Know the boundaries: The farmer showed me around his farm, explaining any hazards I should be aware of such as busy thoroughfares, slurry pits, fragile roofs, etc. I took along some Google Maps printouts of the immediate area, so he could point-out anywhere he wanted me to pay particular attention to, or to avoid altogether. I explained I would take great care to ensure my shot did not cross the boundary, he wasn’t aware that’s classed as armed trespass.
On another Permission I was once asked to target the rabbits thought to be targeting a local Oilseed Rape field, so set up two trail cameras. For a week they covertly watched 24/7 and actually saved me a lot of trouble. Upon recovery, I discovered there were only a handful of rabbits, perhaps due to the fox that passed nightly. What I did see was a large flock of pigeons, disturbed each time I visited the field. I was able to report back I couldn’t easily help as the rabbits seemingly weren’t causing significant damage. Also, their burrows were within the side of a busy dual carriageway embankment, so not safe to target directly.
Disposal: Give the landowner the first choice of any rabbits or pigeons shot and ask where best to dispose of any unwanted vermin (e.g. rats). I prefer to upcycle prey wherever possible, be that for our or a friend’s kitchen, or a colleague’s pet Python (I kid you not). One farmer assured me I needn’t worry if any shot pigeons don’t fall from barn rooftops, as local raptors (e.g. buzzards) would soon have them cleared-away.
Leave no traces: Unless you’re setting up a long-term hide to target a pest trouble-spot, you should leave behind only footprints. I often have a small bag of litter in my car boot, containing items found in fields during my patrols.

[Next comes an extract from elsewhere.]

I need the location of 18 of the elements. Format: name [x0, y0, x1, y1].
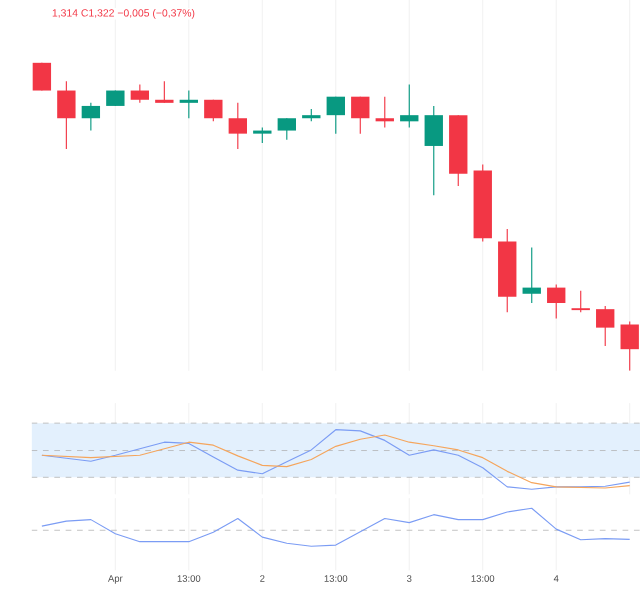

Regarding Police authorisation, if using Firearms such as rimfires you must check that the land you plan to shoot is rated for them. One of my Permissions’ paddocks is technically rated for 22LR rimfire, but you must ensure a substantial backstop (such as a sizeable embankment) for every shot. This is due to that calibre’s alarming potential for ricochet. That area however is not rated for 17HMR, so the more powerful calibre is reserved for other larger fields. There’s no alternative to non-FAC air rifles for pest control in the proximity of farm buildings, making them an essential tool for the job. For intermediate ranges, FAC Air rifles are often a safer choice for many Pest control jobs.
It’s your responsibility to have a safe backstop for every single shot you take before your reach towards the trigger; the buck stops with you.
I hope this has been useful and that you enjoy your shooting.